Par Salim Koudil

En temps de crise, il est impérieux d’exploiter toutes les potentialités pour espérer renflouer les caisses et ainsi pouvoir surmonter les obstacles. Ce raisonnement peut s’appliquer au responsable d’un foyer, au chef d’entreprise ou un ministre, ou encore un Premier ministre. Des profils qui subissent, actuellement, les retombées d’une double crise, sanitaire et celle de la baisse des prix du pétrole.
Le gouvernement se devait donc de trouver des «niches» rentables. Il y a évidemment le monde des start-ups dont les retombées ne peuvent être palpables qu’à moyen et long termes, mais il y a également un autre secteur qui peut renflouer les caisses publiques, celui de l’exportation des hydrocarbures, qui a toujours été dominant, et qui est, actuellement, et depuis au moins une année, en bien mauvaise posture.

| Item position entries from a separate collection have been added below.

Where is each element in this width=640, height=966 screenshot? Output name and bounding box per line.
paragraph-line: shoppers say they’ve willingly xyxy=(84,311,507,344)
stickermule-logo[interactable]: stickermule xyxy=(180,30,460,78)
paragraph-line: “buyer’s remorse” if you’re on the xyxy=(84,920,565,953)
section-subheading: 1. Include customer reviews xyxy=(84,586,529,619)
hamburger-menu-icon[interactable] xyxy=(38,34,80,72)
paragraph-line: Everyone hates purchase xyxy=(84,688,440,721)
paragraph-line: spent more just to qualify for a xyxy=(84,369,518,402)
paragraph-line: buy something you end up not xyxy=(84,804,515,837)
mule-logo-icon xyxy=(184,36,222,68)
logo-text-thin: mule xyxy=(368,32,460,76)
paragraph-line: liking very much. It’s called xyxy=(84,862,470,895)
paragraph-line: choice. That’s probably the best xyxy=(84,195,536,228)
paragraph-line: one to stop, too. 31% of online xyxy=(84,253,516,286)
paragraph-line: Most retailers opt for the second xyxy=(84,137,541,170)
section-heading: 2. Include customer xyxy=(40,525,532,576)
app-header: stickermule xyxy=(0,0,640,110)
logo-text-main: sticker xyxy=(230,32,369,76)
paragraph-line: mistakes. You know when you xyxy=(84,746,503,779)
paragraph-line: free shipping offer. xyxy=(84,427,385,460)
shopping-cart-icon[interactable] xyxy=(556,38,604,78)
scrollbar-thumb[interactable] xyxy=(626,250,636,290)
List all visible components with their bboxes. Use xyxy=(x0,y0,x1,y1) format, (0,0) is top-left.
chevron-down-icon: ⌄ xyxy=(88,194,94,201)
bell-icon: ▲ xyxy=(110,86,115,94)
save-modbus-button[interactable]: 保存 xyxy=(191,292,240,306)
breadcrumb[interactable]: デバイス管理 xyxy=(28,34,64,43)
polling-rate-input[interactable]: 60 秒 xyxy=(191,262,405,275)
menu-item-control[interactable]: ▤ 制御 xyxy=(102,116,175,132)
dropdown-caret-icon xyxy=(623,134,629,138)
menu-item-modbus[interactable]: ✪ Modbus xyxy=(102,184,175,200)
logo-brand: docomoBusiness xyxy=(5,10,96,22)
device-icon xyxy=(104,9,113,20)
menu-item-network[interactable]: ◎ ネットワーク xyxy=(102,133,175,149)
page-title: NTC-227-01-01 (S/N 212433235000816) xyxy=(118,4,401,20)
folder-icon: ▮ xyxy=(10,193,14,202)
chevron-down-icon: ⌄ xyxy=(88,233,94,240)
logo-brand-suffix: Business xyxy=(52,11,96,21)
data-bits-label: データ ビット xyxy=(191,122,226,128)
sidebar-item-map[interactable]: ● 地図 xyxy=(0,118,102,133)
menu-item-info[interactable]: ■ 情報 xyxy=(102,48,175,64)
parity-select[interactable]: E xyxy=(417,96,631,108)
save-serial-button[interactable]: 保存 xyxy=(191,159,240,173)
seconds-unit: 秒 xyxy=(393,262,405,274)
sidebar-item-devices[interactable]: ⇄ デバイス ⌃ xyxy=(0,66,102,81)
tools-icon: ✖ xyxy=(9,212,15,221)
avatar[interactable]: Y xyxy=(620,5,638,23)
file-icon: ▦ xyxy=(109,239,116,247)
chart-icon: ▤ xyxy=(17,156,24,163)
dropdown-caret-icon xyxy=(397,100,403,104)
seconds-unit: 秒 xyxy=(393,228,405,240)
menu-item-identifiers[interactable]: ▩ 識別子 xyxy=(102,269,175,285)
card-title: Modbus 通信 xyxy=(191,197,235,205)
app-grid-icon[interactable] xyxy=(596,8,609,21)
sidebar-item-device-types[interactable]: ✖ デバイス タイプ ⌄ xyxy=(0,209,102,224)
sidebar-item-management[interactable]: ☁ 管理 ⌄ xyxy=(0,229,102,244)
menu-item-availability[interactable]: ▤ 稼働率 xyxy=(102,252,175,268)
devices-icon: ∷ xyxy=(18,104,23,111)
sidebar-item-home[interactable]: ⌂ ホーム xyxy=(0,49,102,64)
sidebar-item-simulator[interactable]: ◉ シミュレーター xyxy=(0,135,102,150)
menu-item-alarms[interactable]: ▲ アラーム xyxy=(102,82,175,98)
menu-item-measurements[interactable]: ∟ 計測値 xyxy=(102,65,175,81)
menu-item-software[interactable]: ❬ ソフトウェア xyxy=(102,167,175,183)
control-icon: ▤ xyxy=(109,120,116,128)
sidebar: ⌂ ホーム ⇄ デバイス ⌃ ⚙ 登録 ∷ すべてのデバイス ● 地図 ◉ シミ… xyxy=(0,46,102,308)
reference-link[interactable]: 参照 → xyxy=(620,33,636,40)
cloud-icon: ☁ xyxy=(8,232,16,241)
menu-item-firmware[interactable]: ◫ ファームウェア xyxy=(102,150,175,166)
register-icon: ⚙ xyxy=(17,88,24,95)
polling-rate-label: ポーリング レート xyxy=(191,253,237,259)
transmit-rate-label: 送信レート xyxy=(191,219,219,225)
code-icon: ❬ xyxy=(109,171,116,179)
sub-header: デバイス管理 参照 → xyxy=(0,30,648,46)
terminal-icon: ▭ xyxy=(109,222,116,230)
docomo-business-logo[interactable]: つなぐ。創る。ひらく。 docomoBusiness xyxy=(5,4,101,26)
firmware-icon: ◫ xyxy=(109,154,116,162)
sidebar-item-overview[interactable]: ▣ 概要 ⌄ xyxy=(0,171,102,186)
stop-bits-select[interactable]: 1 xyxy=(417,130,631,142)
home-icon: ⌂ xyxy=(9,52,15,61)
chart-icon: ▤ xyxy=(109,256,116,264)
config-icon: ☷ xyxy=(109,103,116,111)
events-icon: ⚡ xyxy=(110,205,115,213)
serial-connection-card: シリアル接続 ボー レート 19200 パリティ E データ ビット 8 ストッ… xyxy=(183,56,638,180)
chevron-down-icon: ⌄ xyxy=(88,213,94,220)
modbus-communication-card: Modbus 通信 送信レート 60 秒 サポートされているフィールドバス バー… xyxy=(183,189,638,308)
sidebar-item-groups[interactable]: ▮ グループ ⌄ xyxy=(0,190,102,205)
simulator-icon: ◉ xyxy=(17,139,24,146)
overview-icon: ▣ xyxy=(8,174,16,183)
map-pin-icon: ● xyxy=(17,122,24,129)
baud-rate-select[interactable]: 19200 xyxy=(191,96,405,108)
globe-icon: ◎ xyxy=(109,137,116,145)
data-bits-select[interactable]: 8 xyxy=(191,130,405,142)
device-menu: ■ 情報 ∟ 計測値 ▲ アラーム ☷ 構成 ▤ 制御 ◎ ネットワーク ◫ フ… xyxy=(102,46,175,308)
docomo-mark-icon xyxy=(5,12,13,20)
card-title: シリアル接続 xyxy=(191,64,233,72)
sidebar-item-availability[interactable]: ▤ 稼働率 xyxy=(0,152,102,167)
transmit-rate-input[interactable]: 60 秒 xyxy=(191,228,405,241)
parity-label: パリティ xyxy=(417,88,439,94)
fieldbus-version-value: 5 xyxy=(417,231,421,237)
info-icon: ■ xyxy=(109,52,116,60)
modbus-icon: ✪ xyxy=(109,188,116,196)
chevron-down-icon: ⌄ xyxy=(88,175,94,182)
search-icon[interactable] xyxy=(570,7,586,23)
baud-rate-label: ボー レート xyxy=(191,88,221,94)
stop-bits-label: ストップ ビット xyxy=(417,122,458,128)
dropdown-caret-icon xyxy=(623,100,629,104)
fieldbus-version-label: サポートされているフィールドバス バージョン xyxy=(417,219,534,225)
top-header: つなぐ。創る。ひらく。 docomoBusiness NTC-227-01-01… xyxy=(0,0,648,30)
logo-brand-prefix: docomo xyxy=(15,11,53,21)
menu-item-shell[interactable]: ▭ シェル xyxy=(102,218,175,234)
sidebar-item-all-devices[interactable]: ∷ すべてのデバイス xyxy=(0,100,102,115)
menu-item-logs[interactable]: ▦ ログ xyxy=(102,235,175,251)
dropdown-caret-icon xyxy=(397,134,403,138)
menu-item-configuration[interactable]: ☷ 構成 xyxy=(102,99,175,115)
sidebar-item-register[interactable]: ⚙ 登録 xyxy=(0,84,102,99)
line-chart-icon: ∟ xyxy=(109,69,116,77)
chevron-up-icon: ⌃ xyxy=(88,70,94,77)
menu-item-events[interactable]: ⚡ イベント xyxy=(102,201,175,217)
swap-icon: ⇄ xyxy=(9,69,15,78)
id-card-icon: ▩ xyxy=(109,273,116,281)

Se contenter de se lamenter ne peut, et ne pouvait pas, être une solution, même momentanée. D’où l’importance des exportations hors hydrocarbures, qui auraient pu être depuis longtemps bien «placées» dans le classement des secteurs à grande rentabilité. Malheureusement, les faits montrent que même avec de grandes potentialités, l’Algérie n’arrive toujours pas à profiter de ses atouts. Les chiffres sont là. Le montant des recettes des exportations hors hydrocarbures, en 2020, ne représentent que 9,48% du volume global. C’est très peu, surtout lorsqu’il s’agit d’un pourcentage par rapport à 24 milliards de dollars. Les opérateurs nationaux affirment souvent que l’une des principales raisons à cette piètre «prestation» ce sont les difficultés réglementaires et administratives qu’ils subissent. Une vérité que personne ne pourra nier. Trouver une solution à ce problème bien épineux sera-t-il suffisant ? Sans doute pas, et c’est là qu’entre en lice la nouvelle donne récemment imposée par le ministère des Affaires étrangères. Elle est représentée par cinq lettres, BIPIE, et sa mission devrait être salutaire pour les exportations algériennes. Il s’agit de l’ouverture du Bureau d’information et de promotion des investissements et des exportations, annoncée le 25 février dernier par le département de Sabri Boukadoum. Ce BIPIE va sans aucun doute pouvoir effacer la piètre image des ambassades et consulats algériens, qui ont très souvent été synonymes de «lieux de repos» pour les privilégiés du système. Le bureau va mettre à contribution les postes diplomatiques qui vont devoir respecter des cahiers des charges en termes d’objectifs chiffrés en matière économique. Il est d’autant important que la crise sanitaire a rendu très difficile les déplacements à l’étranger. Le télétravail s’étant imposé, il est temps que la diplomatie économique puisse se concrétiser.